How far can you and your team improve, right now? 10% 20% 30% higher?

Stress and Conflict Resolution + Two Self Coaching Tips

(Working notes from my book About…. Love, Relationships And The Stuff That Holds You Back.)

Relationships create the biggest source of joy and sadness (love and hate, mercy and severity) in our lives. People uplift one another. People upset one another.

We get out of synchronisation and foster anger, sadness, fear or guilt. We cannot see through the emotions that cloud our mind. We limit our learning. Nor do we open ourselves up to see through the darkness in our own psyche that our unconscious mind protects us from. This darkness manifests itself in repeating patterns.

I now see patterns that repeat in my life. I have encountered them since the very second I was born. Part of my life’s purpose has, in part, required me to recognise timely resonance (and the lack of it). Not to force others to submit to my will, or vice versa.

Self Coaching Tip 1: Find Your Fear…

Conflict stirs four emotions (in various guises): anger, sadness, guilt and fear. Should you feel any of the first three emotions, take a step back and meditate on your emotion. Take your time. As you quieten down and the mist clears, you will find an inner fear, perhaps your innermost fear.

Go back in time with that fear, if you can. Where did it come from? From whom did you accept it? Trace its affect on:

1. The life of the person you got it from
2. Your life from its root to the present day.

You now see its complete history. Go below your fear. For below you will find wisdom. And when you find it, you will now see through your conflict. And see it dispassionately from everyone’s point of view.

Neither embrace it, nor reject it. Just by seeing the problem you have already started to dissolve it.
________________________________________________________________________________________________________

Self-Coaching Tip 2: to deal with someone you have been in conflict with. See it from three angles to dissolve the fear.

1. Park your emotions: can you recall a time when you were totally objective and calm about a situation where others were not. So go back to that moment, fly to it. Go down inside your body. Look at that old situation through your own eyes. Notice how you feel…….how you think…..how you speak. How do the other people there respond to you? Take in and absorb your feelings completely. And now bring them forward to the present.

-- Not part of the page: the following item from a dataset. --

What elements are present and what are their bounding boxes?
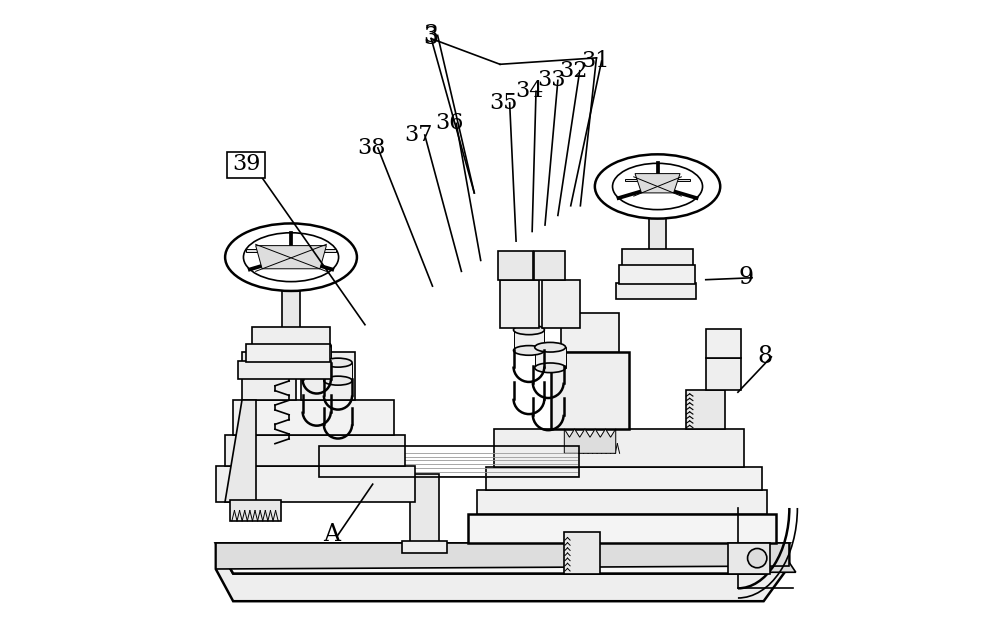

2. Wise Observer: Take a dispassionate stance: put yourself (in the calm, totally objective state) in a neutral location mid-way between and to the side, of your old emotional self and the person with whom you are in conflict. Observe what goes on without passing judgement.

3. 2nd Position: Now go stand in the other person’s shoes. As the other person, ask yourself:

  • “What value does the person I am in conflict with (i.e. the old emotional, you) bring to the table?”
  • “What do I want?”
  • “What is it that is uncomfortable about what they say?”
  • “What is my underlying fear, about this conflict, such that if it were dissolved then so would the conflict.”

4. Now go back to Neutral position and give yourself 3-5 new ways to approach the conflict differently. Ways that would help to dissolve the 2nd person’s fears. Check that both sides are ok with the “do-differently” actions.

5. Go back to your old self, except without the emotion this time. Select which of the 3-5 new ways you are prepared to undertake. Go do.

“To change someone else, change yourself first.”

________________________________________________________________

Conflict, duality, is the nature of life; light and darkness. We are continually tested. Through conflict, we absorb learning. We can only know something is good, if we know what bad is. We can only see light from relative darkness. For if we were in a brilliant white light we would see nothing. We would be blinded.

And should we choose to either embrace or reject conflict, should we choose not to see the world as others see it – then we go our own way. And we find that patterns repeat themselves. Anger, sadness, guilt and fear reappear from situations that occur time, time and time again until we choose to learn from our darkness.